The Gay Games of Summer Are Here
No, not those Gay Games. But rather, these Olympic gay games. As in a funny thing happened on the way to Tokyo. Apparently, everyone dove into the pool, leapt over the hurdle, and double Yurchenko’d right out of the closet—and stuck their landing! Yes, the Tokyo Olympics are the newest, gayest game on the block.
Is it a result of where the world’s been moving, or an outgrowth of the isolation created by the Year of COVID? I don’t know. But I do know it’s been quite an amazing sight to watch.
As I sit there, mesmerized by our diversity, I realize we’ve come a long way.…
Almost no one born before 1981 had any gay athlete role models (other than the tennis great Bill Tilden, but sadly he died in 1953, so quite the gap).
But in 1968, army physician Tom Waddell competed in the decathlon in Mexico City, finishing an impressive sixth. And Tom Waddell not only lived as an openly gay man, but following the Olympics, he became one of the moving forces to build the Gay Games—a dream achieved in 1982.
This ironically followed so close behind the ugliness of May 1981, when Billie Jean King was outed, losing, within 24 hours, every single endorsement she had. Later that same year Martina Navratilova would come out as a gay woman. No endorsements there either.
To provide perspective, even Johnny Weir did not formally come out—until 2011!
It would be 2013, when Jason Paul Collins said, “I’m a 34-year-old NBA center. I’m Black. And I’m gay,” that finally we had a single player in any of the “major four professional sports” who would make that statement.
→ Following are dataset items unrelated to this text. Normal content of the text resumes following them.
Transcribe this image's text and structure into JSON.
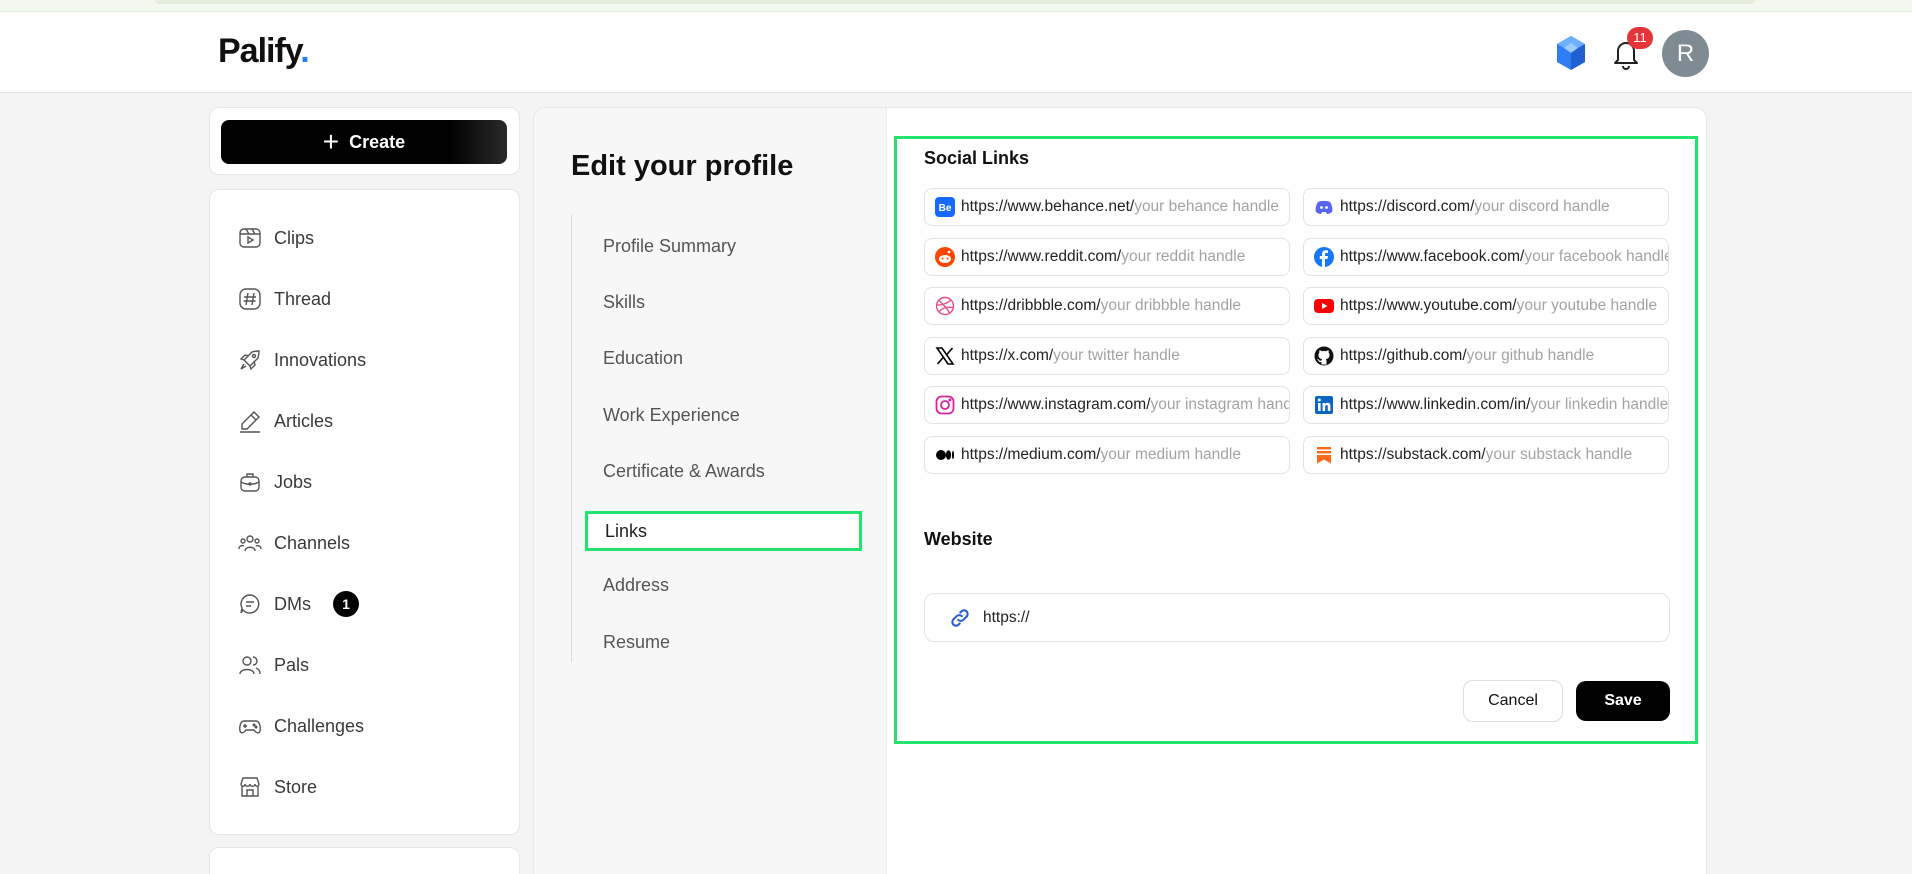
{
  "header": {
    "logo_text": "Palify",
    "logo_dot": ".",
    "notification_count": "11",
    "avatar_initial": "R"
  },
  "sidebar": {
    "create_label": "Create",
    "items": [
      {
        "label": "Clips",
        "icon": "clips-icon"
      },
      {
        "label": "Thread",
        "icon": "hashtag-icon"
      },
      {
        "label": "Innovations",
        "icon": "rocket-icon"
      },
      {
        "label": "Articles",
        "icon": "pen-icon"
      },
      {
        "label": "Jobs",
        "icon": "briefcase-icon"
      },
      {
        "label": "Channels",
        "icon": "channels-icon"
      },
      {
        "label": "DMs",
        "icon": "chat-icon",
        "badge": "1"
      },
      {
        "label": "Pals",
        "icon": "users-icon"
      },
      {
        "label": "Challenges",
        "icon": "gamepad-icon"
      },
      {
        "label": "Store",
        "icon": "store-icon"
      }
    ]
  },
  "profile": {
    "title": "Edit your profile",
    "sections": [
      "Profile Summary",
      "Skills",
      "Education",
      "Work Experience",
      "Certificate & Awards",
      "Links",
      "Address",
      "Resume"
    ],
    "active_section": "Links"
  },
  "links": {
    "social_title": "Social Links",
    "fields": [
      {
        "prefix": "https://www.behance.net/",
        "placeholder": "your behance handle",
        "icon": "behance-icon",
        "color": "#1769ff"
      },
      {
        "prefix": "https://discord.com/",
        "placeholder": "your discord handle",
        "icon": "discord-icon",
        "color": "#5865f2"
      },
      {
        "prefix": "https://www.reddit.com/",
        "placeholder": "your reddit handle",
        "icon": "reddit-icon",
        "color": "#ff4500"
      },
      {
        "prefix": "https://www.facebook.com/",
        "placeholder": "your facebook handle",
        "icon": "facebook-icon",
        "color": "#1877f2"
      },
      {
        "prefix": "https://dribbble.com/",
        "placeholder": "your dribbble handle",
        "icon": "dribbble-icon",
        "color": "#ea4c89"
      },
      {
        "prefix": "https://www.youtube.com/",
        "placeholder": "your youtube handle",
        "icon": "youtube-icon",
        "color": "#ff0000"
      },
      {
        "prefix": "https://x.com/",
        "placeholder": "your twitter handle",
        "icon": "x-icon",
        "color": "#000000"
      },
      {
        "prefix": "https://github.com/",
        "placeholder": "your github handle",
        "icon": "github-icon",
        "color": "#111111"
      },
      {
        "prefix": "https://www.instagram.com/",
        "placeholder": "your instagram handle",
        "icon": "instagram-icon",
        "color": "#d6249f"
      },
      {
        "prefix": "https://www.linkedin.com/in/",
        "placeholder": "your linkedin handle",
        "icon": "linkedin-icon",
        "color": "#0a66c2"
      },
      {
        "prefix": "https://medium.com/",
        "placeholder": "your medium handle",
        "icon": "medium-icon",
        "color": "#000000"
      },
      {
        "prefix": "https://substack.com/",
        "placeholder": "your substack handle",
        "icon": "substack-icon",
        "color": "#ff6719"
      }
    ],
    "website_title": "Website",
    "website_value": "https://",
    "cancel_label": "Cancel",
    "save_label": "Save"
  },
  "colors": {
    "highlight": "#21e46e",
    "accent": "#2b7bff",
    "badge": "#e5353a"
  }
}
As a matter of fact, it was just this June that Carl Nassib became the first active NFL player to come out as gay. And a few weeks later, this past July, Luke Prokop became the first active NHL player to do the same.
…In a very short time.
We used to be outed. Now we are out and we are proud.
In 1988, Robert Dover made history as the first openly gay athlete to compete. An equestrian, competing in…dressage…he identified himself as “the token Jewish gay boy on the US Olympic Team.”
Today, Dover’s legacy endures as Edward Gal and Hans Peter Minderhoud, who have been together for over a decade, compete for the Netherlands. When asked if his sexual orientation has caused him to be treated differently in equestrian, Minderhoud said, according to FEI, “…in our sport, it’s not an exception being gay.”
And that is what makes Tokyo so special. It’s no longer about that one sport, that one athlete, that one courageous moment of standing alone. In a world that still wants to deny us our basic rights, they can no longer “cut away to a commercial” and edit us out of the picture.
A global audience saw Britain’s Tom Daley (who came out in 2013) winning gold, crying and smiling and talking about how he came back because his husband, Dustin Lance Black, told him his story wasn’t finished; that their child needed to be there to watch him win an Olympic Gold Medal. And so, he has!
And just like that, horizons broaden, world views expand.
The Tongan swimmer Amini Fonua is openly gay and a national hero in a country where homosexuality is illegal, punishable by up to 10 years in prison.
Host country Japan, a nation of 126 million people, has zero openly LGBTQ Olympians. Yes, the gayest games on record are being held in a country where same-sex marriage has not been legalized. There’s very limited legal recognition for same-sex couples and few protections against discrimination in the workplace or in public.
And Japanese law requires transgender people to be surgically sterilized if they want legal recognition of their gender identity.
So if competing for an Olympic gold isn’t tough enough, imagine being transgendered Canadian soccer player, Quinn, or transgendered New Zealand weightlifter, Laurel Hubbard. Just think of the emotional defiance of their journey.
In 2012, out of 10,000 athletes, a mere 23 were openly gay.
Now, as we reach our deadline and go to press, we’re feeling a new day steadily making its way over the horizon. A day in which, if we were our own country, flying our rainbow flag, we, the United Nations of LGBTQ Olympians, would audaciously rank 14th in Medal Wins.
And, just between us, when the Olympic committee allows Drag Volleyball in as an official sport, that gold is ours! Yes, Sunday of the Labor Day weekend approaches, and don’t tell our Olympians, but we know Rehoboth Beach Drag Volleyball is always the Gayest Game of Summer. ▼
Stefani Deoul is a television producer and author of the award-winning YA mystery series Sid Rubin Silicon Alley Adventures, with On a LARP, Zero Sum Game, and Say Her Name.